I have indexes(btree type) on all vital fields, here is output of the explain command
HashAggregate (cost=28309.30..28309.43 rows=13 width=4) (actual time=343.343..343.347 rows=14 loops=1)
-> Hash Right Join (cost=24284.42..28074.04 rows=94103 width=4) (actual time=185.278..315.749 rows=115745 loops=1)
Hash Cond: (t1.item_id = t0.id)
-> Seq Scan on core_item_attr_colors t1 (cost=0.00..1797.13 rows=108913 width=8) (actual time=0.006..18.387 rows=107175 loops=1)
-> Hash (cost=23108.13..23108.13 rows=94103 width=4) (actual time=185.182..185.182 rows=93778 loops=1)
Buckets: 16384 Batches: 1 Memory Usage: 3297kB
-> Seq Scan on core_item t0 (cost=0.00..23108.13 rows=94103 width=4) (actual time=0.020..153.334 rows=93778 loops=1)
Filter: (catalog_id = ANY ('{1,2,6,7,14,23,26,31,36,37,45,67,70,76,77,81,95,112,118,119,120,10,11,29,101,12,13,16,17,19,20,30,33,35,42,43,47,48,54,57,58,69,78,109,56,64,65,66,68,71,74,75,93,72,73,87,88,96,99,103,105,108,110}'::integer[]))
Rows Removed by Filter: 19677
Total runtime: 361.231 ms
As you can see it doesn't use any indexes, but I've noticed that decreasing number of categories will eventually force it using indexes:
HashAggregate (cost=18685.04..18685.17 rows=13 width=4) (actual time=166.760..166.764 rows=14 loops=1)
-> Hash Right Join (cost=15515.08..18626.42 rows=23447 width=4) (actual time=56.499..156.865 rows=26501 loops=1)
Hash Cond: (u2.item_id = u0.id)
-> Seq Scan on core_item_attr_colors u2 (cost=0.00..1797.13 rows=108913 width=8) (actual time=0.010..25.706 rows=107175 loops=1)
-> Hash (cost=15221.99..15221.99 rows=23447 width=4) (actual time=56.444..56.444 rows=23099 loops=1)
Buckets: 4096 Batches: 1 Memory Usage: 813kB
-> Bitmap Heap Scan on core_item u0 (cost=1058.03..15221.99 rows=23447 width=4) (actual time=9.732..45.643 rows=23099 loops=1)
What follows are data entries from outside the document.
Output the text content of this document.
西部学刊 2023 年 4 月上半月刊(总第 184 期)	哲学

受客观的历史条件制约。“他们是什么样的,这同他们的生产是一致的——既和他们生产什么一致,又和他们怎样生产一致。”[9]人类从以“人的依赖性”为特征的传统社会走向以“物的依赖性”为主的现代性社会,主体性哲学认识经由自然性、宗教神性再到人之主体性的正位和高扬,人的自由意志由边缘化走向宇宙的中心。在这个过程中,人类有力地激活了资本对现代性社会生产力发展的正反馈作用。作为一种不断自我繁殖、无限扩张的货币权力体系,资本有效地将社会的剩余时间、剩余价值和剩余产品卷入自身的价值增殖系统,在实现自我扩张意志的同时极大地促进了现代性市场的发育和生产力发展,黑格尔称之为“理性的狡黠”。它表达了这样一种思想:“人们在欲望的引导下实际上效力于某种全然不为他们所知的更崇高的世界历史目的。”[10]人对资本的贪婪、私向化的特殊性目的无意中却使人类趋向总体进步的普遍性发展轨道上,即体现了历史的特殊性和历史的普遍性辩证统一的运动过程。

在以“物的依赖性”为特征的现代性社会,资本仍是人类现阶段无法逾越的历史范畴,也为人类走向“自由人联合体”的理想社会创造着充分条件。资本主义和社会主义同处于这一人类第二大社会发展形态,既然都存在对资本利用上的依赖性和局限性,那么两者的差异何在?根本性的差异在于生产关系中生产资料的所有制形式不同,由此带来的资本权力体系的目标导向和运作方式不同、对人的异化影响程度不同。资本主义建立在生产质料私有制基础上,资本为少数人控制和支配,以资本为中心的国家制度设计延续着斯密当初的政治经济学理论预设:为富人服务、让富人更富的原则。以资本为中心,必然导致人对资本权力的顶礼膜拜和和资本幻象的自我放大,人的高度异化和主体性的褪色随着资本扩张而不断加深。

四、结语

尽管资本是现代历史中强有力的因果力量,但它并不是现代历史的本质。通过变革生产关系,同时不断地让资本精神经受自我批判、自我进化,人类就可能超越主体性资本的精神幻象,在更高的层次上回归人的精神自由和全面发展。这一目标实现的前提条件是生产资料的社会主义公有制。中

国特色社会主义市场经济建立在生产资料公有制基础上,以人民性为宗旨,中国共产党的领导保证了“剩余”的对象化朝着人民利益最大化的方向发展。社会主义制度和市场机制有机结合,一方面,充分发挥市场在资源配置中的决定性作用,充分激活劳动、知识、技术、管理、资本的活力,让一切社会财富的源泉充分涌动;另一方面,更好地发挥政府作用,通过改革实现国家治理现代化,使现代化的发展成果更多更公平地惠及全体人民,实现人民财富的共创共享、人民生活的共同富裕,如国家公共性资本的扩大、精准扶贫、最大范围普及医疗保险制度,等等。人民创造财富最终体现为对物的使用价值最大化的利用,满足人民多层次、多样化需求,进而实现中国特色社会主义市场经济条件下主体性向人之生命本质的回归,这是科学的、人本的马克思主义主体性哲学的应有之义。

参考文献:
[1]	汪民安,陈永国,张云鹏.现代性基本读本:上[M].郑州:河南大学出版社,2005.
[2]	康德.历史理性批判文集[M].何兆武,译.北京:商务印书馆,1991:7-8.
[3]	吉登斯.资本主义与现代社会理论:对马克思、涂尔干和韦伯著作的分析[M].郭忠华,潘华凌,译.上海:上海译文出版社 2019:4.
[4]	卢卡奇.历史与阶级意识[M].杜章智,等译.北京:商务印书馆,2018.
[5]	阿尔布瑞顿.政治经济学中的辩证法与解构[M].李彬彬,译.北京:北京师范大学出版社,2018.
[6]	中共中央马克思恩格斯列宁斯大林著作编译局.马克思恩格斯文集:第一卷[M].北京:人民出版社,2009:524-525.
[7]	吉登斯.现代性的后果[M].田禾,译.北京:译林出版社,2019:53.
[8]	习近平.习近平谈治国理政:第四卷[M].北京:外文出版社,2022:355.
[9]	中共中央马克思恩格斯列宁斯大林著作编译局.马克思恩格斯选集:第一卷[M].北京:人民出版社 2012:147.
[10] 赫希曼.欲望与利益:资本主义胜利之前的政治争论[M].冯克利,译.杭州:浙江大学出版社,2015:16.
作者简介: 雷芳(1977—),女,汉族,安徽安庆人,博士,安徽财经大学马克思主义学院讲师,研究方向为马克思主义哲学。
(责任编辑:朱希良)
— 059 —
Recheck Cond: (catalog_id = ANY ('{1,2,6,7,14,23,26,31,36,37,45,67,70,76,77,81,95,112,118,119}'::integer[]))
-> Bitmap Index Scan on core_item_89ed0239 (cost=0.00..1052.17 rows=23447 width=0) (actual time=6.523..6.523 rows=23099 loops=1)
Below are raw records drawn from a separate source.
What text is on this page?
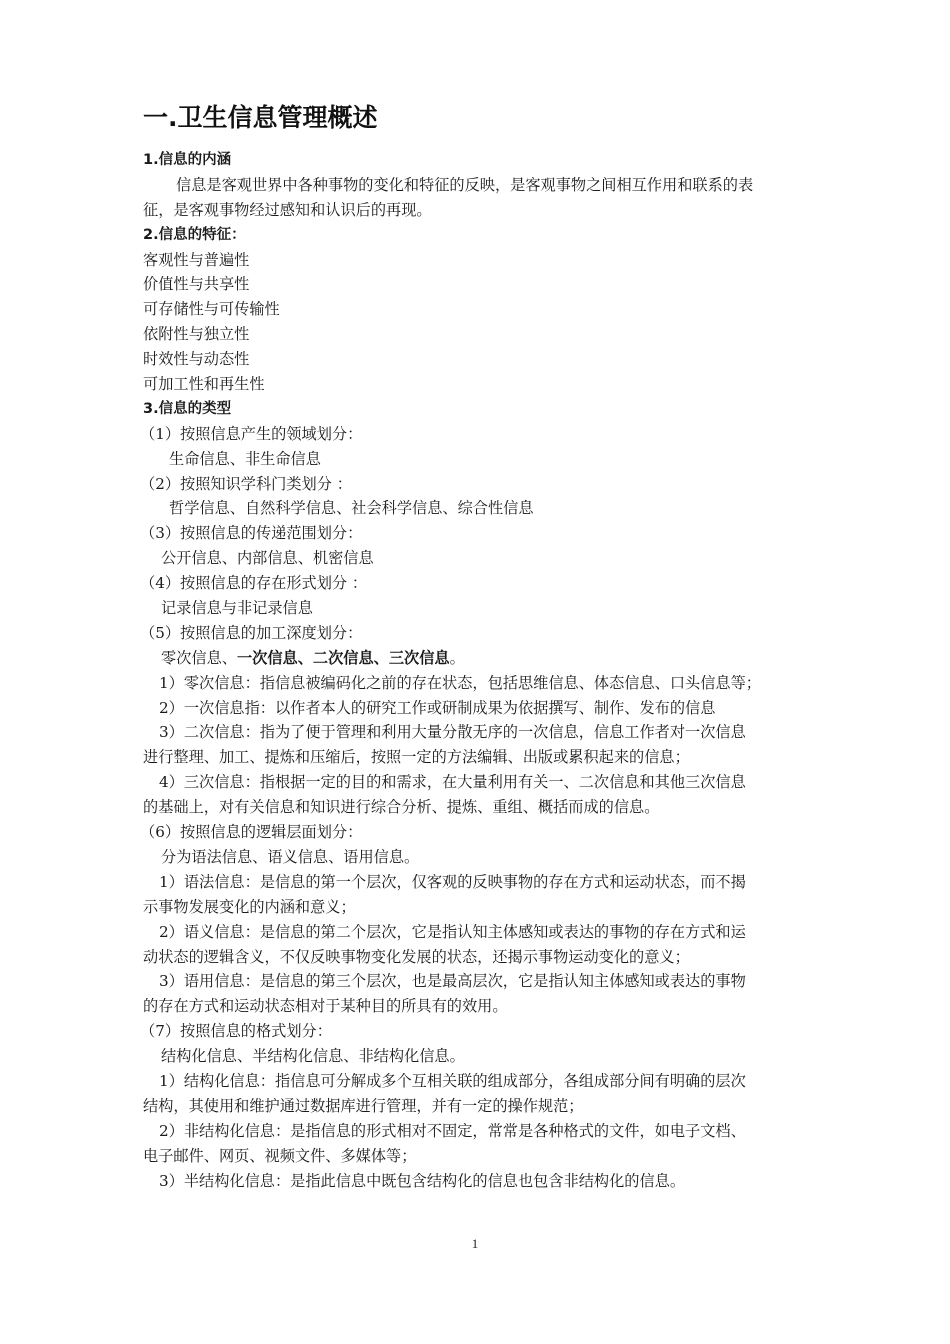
一.卫生信息管理概述
1.信息的内涵
信息是客观世界中各种事物的变化和特征的反映，是客观事物之间相互作用和联系的表
征，是客观事物经过感知和认识后的再现。
2.信息的特征：
客观性与普遍性
价值性与共享性
可存储性与可传输性
依附性与独立性
时效性与动态性
可加工性和再生性
3.信息的类型
（1）按照信息产生的领域划分：
生命信息、非生命信息
（2）按照知识学科门类划分 ：
哲学信息、自然科学信息、社会科学信息、综合性信息
（3）按照信息的传递范围划分：
公开信息、内部信息、机密信息
（4）按照信息的存在形式划分 ：
记录信息与非记录信息
（5）按照信息的加工深度划分：
零次信息、一次信息、二次信息、三次信息。
1）零次信息：指信息被编码化之前的存在状态，包括思维信息、体态信息、口头信息等；
2）一次信息指：以作者本人的研究工作或研制成果为依据撰写、制作、发布的信息
3）二次信息：指为了便于管理和利用大量分散无序的一次信息，信息工作者对一次信息
进行整理、加工、提炼和压缩后，按照一定的方法编辑、出版或累积起来的信息；
4）三次信息：指根据一定的目的和需求，在大量利用有关一、二次信息和其他三次信息
的基础上，对有关信息和知识进行综合分析、提炼、重组、概括而成的信息。
（6）按照信息的逻辑层面划分：
分为语法信息、语义信息、语用信息。
1）语法信息：是信息的第一个层次，仅客观的反映事物的存在方式和运动状态，而不揭
示事物发展变化的内涵和意义；
2）语义信息：是信息的第二个层次，它是指认知主体感知或表达的事物的存在方式和运
动状态的逻辑含义，不仅反映事物变化发展的状态，还揭示事物运动变化的意义；
3）语用信息：是信息的第三个层次，也是最高层次，它是指认知主体感知或表达的事物
的存在方式和运动状态相对于某种目的所具有的效用。
（7）按照信息的格式划分：
结构化信息、半结构化信息、非结构化信息。
1）结构化信息：指信息可分解成多个互相关联的组成部分，各组成部分间有明确的层次
结构，其使用和维护通过数据库进行管理，并有一定的操作规范；
2）非结构化信息：是指信息的形式相对不固定，常常是各种格式的文件，如电子文档、
电子邮件、网页、视频文件、多媒体等；
3）半结构化信息：是指此信息中既包含结构化的信息也包含非结构化的信息。
1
Index Cond: (catalog_id = ANY ('{1,2,6,7,14,23,26,31,36,37,45,67,70,76,77,81,95,112,118,119}'::integer[]))
Total runtime: 166.858 ms
I've tried replacing postgresql with sqllite and got quite impressive results for the same query on the exactly same data set, it took less than 60msec.
Here is my config file:
max_connections = 100
temp_buffers = 8MB
work_mem = 96MB
maintenance_work_mem = 512MB
effective_cache_size = 512MB
The server has 6G of RAM and an SSD disk.
What am I missing? I'd appreciate any suggestions how to improve performance here.
UPDATE1: shared_buffers = 1024MB and it's PostgreSQL v.9.3
shared_buffers? Also - PostgreSQL version?